Atualmente continua a verificar-se o desenvolvimento de investigações direcionadas ao estudo da emoção e da expressão facial e as suas implicações e aplicações nos diferentes contextos sociais (Freitas-Magalhães, 2011).
Existem diferentes instrumentos de avaliação da expressão emocional, sendo que, o método de pesquisa escolhido deve ser apropriado à questão abordada. As abordagens mais utilizadas no estudo do comportamento facial são três, sendo que duas delas englobam métodos de medição específicos (sistemas eletrofisiológicos e sistemas de codificação objetivos) e a terceira é efetuada através do julgamento do observador (Rosenberg & Ekman, 2002).
Se num determinado estudo se pretende analisar uma questão relacionada com a estrutura facial, deve recorrer-se a um método que forneça uma medição o mais direta e objetiva possível do comportamento facial.
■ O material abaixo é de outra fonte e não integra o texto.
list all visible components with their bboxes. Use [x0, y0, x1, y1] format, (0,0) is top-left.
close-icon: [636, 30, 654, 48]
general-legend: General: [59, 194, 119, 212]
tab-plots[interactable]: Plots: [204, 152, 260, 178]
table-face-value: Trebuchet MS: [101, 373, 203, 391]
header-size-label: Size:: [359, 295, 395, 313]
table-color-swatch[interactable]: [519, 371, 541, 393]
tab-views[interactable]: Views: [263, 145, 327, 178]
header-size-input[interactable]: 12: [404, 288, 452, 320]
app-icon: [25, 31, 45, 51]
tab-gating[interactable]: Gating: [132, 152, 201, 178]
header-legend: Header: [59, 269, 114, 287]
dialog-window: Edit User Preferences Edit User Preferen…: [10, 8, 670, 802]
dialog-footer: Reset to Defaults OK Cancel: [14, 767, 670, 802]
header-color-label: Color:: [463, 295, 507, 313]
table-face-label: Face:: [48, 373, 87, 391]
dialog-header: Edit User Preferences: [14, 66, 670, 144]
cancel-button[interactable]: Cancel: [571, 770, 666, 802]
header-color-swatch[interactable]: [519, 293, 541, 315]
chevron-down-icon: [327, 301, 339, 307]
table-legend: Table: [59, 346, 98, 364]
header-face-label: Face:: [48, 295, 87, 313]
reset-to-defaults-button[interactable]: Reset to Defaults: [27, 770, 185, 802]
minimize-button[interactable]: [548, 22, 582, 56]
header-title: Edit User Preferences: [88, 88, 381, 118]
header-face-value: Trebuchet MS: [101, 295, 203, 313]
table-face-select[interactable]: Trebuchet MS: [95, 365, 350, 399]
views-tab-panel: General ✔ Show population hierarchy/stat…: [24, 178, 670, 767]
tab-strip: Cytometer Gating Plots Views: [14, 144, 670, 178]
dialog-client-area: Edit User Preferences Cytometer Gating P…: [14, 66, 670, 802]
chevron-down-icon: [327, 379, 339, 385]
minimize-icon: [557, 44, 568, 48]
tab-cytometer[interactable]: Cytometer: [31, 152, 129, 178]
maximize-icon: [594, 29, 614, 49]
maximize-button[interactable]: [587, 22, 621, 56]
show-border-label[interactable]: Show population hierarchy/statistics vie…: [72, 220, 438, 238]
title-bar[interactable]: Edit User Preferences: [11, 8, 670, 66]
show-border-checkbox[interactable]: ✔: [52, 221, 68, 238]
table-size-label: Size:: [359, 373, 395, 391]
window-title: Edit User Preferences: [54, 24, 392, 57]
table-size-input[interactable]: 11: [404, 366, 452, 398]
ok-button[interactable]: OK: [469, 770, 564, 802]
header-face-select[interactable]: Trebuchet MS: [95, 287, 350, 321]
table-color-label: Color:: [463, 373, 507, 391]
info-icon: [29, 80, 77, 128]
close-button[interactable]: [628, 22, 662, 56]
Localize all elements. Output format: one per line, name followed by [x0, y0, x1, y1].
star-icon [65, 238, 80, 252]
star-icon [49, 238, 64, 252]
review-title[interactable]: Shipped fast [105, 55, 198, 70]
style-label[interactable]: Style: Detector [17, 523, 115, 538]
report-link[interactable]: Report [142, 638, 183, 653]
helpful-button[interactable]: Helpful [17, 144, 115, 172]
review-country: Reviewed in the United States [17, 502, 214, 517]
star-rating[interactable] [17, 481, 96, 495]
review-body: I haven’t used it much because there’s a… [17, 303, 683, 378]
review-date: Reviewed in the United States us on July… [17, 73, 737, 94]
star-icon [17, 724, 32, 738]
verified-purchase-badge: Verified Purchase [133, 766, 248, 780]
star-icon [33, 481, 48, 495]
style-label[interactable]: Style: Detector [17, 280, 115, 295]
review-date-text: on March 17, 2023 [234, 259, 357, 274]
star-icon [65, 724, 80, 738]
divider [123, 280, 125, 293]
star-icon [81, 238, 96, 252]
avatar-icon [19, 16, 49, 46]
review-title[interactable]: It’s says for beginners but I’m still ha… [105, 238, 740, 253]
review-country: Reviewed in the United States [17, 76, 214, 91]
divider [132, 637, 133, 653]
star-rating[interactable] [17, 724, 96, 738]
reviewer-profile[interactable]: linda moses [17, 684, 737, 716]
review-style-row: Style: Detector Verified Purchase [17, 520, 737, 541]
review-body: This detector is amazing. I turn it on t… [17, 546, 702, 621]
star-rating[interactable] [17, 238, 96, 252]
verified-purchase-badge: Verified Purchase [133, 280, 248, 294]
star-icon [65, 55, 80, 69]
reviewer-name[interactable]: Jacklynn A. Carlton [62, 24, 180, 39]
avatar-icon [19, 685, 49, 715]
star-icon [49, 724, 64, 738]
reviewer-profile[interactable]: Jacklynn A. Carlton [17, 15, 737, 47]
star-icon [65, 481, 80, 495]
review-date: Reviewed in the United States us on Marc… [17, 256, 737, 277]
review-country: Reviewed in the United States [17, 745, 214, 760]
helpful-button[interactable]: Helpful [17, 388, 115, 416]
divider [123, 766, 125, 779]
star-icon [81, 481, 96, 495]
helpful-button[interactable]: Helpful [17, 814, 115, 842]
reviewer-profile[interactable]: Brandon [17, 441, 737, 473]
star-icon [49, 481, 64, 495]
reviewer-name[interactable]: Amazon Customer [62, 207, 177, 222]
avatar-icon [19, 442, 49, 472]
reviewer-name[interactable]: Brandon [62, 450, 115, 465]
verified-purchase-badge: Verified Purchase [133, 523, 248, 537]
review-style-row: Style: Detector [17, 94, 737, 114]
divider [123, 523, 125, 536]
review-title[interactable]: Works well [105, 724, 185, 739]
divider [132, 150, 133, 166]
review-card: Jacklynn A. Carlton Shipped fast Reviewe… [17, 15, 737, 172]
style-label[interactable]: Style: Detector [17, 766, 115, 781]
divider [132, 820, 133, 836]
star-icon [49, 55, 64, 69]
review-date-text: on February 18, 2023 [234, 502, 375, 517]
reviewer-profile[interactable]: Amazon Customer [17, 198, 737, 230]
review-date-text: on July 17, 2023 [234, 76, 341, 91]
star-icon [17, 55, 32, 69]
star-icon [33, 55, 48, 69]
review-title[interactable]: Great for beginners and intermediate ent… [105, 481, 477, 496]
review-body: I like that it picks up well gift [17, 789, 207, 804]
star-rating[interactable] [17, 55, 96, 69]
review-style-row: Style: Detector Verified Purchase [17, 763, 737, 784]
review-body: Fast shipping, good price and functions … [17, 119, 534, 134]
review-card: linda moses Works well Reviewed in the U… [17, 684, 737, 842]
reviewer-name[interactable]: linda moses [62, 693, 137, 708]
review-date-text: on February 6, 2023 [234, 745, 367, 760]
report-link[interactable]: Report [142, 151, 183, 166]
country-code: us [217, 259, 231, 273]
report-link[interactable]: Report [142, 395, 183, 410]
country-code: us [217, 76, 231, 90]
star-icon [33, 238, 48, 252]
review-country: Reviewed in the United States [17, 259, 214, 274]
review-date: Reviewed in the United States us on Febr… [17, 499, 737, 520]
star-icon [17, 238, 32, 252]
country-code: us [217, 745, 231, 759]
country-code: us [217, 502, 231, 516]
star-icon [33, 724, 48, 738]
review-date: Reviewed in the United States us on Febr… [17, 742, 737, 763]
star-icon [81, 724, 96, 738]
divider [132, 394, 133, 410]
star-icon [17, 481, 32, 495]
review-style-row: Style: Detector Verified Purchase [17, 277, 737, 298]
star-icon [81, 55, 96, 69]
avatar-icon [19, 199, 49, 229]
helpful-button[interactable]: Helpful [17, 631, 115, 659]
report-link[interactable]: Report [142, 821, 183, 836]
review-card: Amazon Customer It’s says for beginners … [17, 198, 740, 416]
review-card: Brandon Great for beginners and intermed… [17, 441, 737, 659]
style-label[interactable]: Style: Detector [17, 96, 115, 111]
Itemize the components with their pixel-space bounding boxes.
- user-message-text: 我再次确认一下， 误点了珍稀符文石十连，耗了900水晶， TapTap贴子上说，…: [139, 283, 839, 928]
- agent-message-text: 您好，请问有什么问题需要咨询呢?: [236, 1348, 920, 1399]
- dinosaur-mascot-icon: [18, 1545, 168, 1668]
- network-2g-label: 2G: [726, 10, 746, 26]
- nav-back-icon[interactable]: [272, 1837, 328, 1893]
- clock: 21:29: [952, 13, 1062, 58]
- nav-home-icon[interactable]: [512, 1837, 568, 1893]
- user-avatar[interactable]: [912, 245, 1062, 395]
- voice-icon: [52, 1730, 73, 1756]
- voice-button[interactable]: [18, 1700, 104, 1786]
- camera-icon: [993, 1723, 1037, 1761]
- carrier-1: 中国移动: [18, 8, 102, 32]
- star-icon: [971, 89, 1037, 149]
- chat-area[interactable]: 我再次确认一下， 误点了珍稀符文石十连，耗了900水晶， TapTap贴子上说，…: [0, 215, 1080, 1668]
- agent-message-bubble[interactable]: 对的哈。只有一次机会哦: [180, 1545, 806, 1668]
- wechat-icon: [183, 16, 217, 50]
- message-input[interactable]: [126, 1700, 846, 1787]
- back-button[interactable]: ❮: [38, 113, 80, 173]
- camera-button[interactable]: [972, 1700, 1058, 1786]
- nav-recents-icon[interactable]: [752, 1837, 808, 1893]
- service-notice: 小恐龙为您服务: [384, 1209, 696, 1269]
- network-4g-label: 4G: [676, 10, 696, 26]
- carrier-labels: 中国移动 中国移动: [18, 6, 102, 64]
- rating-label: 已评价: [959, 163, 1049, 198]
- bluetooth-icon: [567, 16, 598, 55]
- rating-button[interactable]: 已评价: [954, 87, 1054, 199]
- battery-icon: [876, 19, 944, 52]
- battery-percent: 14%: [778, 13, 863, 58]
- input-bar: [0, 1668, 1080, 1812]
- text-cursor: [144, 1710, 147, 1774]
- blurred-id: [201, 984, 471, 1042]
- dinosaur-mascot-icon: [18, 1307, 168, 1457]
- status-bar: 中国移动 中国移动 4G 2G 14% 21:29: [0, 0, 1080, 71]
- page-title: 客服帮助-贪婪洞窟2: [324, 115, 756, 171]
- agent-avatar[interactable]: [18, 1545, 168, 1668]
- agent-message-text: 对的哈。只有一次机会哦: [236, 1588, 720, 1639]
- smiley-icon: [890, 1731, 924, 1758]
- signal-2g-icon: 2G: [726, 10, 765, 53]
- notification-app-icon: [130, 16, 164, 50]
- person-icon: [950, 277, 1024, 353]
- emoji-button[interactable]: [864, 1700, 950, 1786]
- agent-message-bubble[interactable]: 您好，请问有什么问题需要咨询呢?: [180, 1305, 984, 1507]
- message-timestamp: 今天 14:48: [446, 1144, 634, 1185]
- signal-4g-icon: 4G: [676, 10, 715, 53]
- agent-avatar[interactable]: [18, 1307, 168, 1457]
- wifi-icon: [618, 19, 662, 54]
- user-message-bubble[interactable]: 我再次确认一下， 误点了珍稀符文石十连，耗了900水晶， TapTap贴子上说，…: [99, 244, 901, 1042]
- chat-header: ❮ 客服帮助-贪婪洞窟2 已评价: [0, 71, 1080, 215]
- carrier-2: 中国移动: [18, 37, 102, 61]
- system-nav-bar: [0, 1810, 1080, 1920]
A escolha entre a eletromiografia (EMG) e um sistema de codificação objetivo aqui é determinada pelo tempo, despesas, pertinência, e disponibilidade de equipamentos e especialização. Por outro lado, se o estudo se baseia na informação facial disponível para os outros, então deve-se utilizar um método de julgamento, respeitando a validade ecológica dos dados (Wagner, 1997).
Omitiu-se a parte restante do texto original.